如何使用Arm 向量指令加速矩阵乘 (3) – SME2 MOPA (1) - 极术社区

（国庆之后的仅有的一天周末天气不佳，大部分时间用来码文，尽快完成这些arm CPU对AI/ML序列文章...　写文章太累了)

理解本文需要具备SME2构架预备知识，建议先阅读之前文章。
Arm Scalable Matrix Extension介绍
 第二部分： Arm Scalable Matrix Extension (SME)指令

本文先介绍如何利用FP32类型SME2 outer product and accumulate指令实现的矩阵乘。

FP32类型的矩阵乘

FP32类型的SME2 Outer Product and Accumulate 指令执行的操作如下：

以SME2 FP32 Matrix Multiply为例，SME2 Streaming SVE向量长度为SVL，A矩阵和B矩阵的矩阵乘（得到C矩阵）可以表达为:

其中红色标识部分可以使用SME2的一条outer product and accumulate指令实现。由此表达可以看出C矩阵可以由计算一个个C矩阵中SVL x SVL的子矩阵完成。每个SVL x SVL子矩阵可以由K个SME2 outer product and accumulate操作来完成。

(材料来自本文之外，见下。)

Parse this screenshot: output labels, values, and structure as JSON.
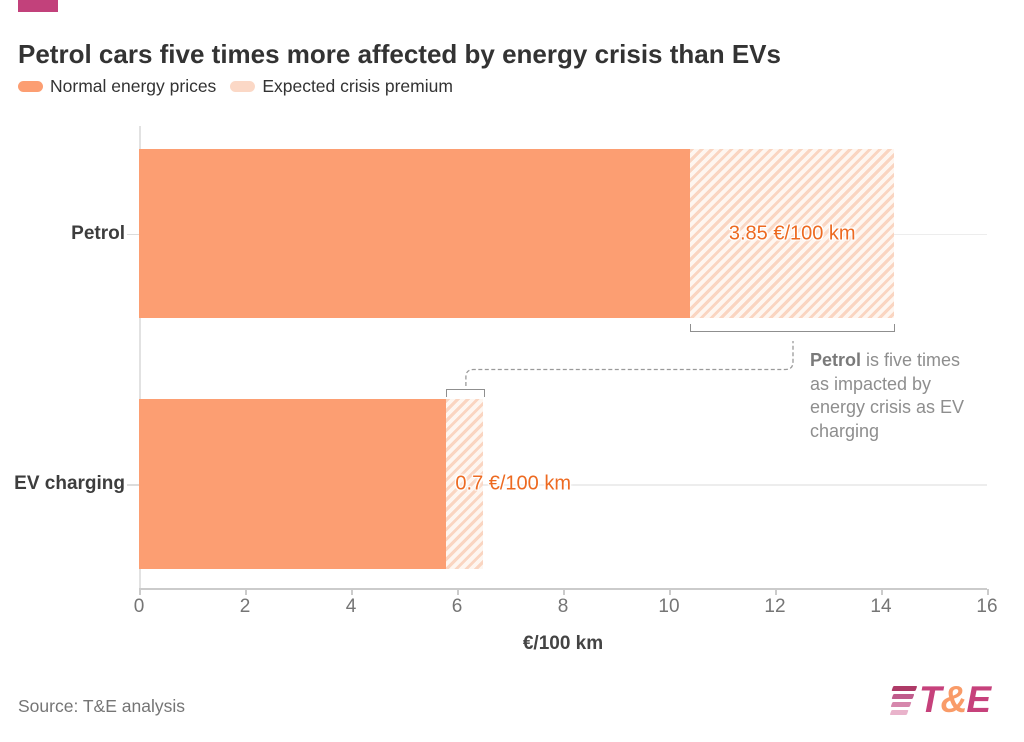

SME2 outer product and accumulate实现矩阵乘

为了演示，把SVL假设为128-bit(可以放4个FP32元素的向量)。

将A矩阵的[a0_0, a1_0, a2_0, a3_0]取出到一个SME2 SVE向量寄存器,假设它为Z__a0。
将B矩阵的[b0_0, b0_1, b0_2, b0_3]取出到一个SME2 SVE向量寄存器,假设它为Z__b0。
将Z__a0与Z__b0进行SME2 outer product and accumulate计算，将得到C矩阵中如下元素们的中间值：

图中C矩阵被更新的元素的颜色为A矩阵向量Z__a0(红色)和B矩阵向量Z__b0（蓝色）的混色，表示它们是这两个颜色的向量的SME2 outer product and accumulate运算更新的。

将A矩阵的[a0_1, a1_1, a2_1, a3_1]取出到一个SME2 SVE向量寄存器,假设它为Z__a1。
将B矩阵的[b1_0, b1_1, b1_2, b1_3]取出到一个SME2 SVE向量寄存器,假设它为Z__b1。
将Z__a1与Z__b1进行SME2 outer product and accumulate计算，将更新C矩阵中如下元素们的中间值：
重复以上步骤，在K维度上迭代。完成这些迭代之后，可以得到这些C矩阵元素的最终结果：
再利用同样的方法计算C矩阵中其他子矩阵的结果，例如：

为了，

提高A矩阵和B矩阵这些向量的利用效率
提高ZA tile的利用效率：对于FP32 数据大小（4 bytes），可用的ZA tile是4个：ZA0.S – ZA3.S
将多条 back to back（背靠背）的SME2 outer product and accumulate指令pipeline起来，可以提供CPU硬件执行这些操作的效率

实际上可以做一些优化调整：将4个SME2 outer product and accumulate操作pipe起来。
gemm-fp32 mpoa_5.jpg

（a）计算矩阵A红色Z_a0和矩阵B蓝色Z_b0, 结果存放在SME2 tile ZA0.S
（b）计算矩阵A红色Z_a0和矩阵B绿色Z_b0, 结果存放在SME2 tile ZA1.S
（c）计算矩阵A棕色Z_a0和矩阵B蓝色Z_b0, 结果存放在SME2 tile ZA2.S
（d）计算矩阵A棕色Z_a0和矩阵B绿色Z_b0, 结果存放在SME2 tile ZA4.S
（a）计算矩阵A红色Z_a1和矩阵B蓝色Z_b1, 结果更新在SME2 tile ZA0.S
（b）计算矩阵A红色Z_a1和矩阵B绿色Z_b1, 结果更新在SME2 tile ZA1.S
（c）计算矩阵A棕色Z_a1和矩阵B蓝色Z_b1, 结果更新在SME2 tile ZA2.S
（d）计算矩阵A棕色Z_a1和矩阵B绿色Z_b1, 结果更新在SME2 tile ZA4.S
1. 在K维度以上面的方式迭代，最终可以计算C矩阵上面那些元素的最终结果。
A矩阵的重排
由上面步骤看出，最好对A矩阵进行一些transpose重排，来提供A矩阵的内存访问效率。A矩阵需要重排为：

上章节的SME2 outer product and accumulate运算中使用经重排后的A矩阵，可以达到对A的向量访问在内存中地址连续，提供内存访问效率，减少cache miss。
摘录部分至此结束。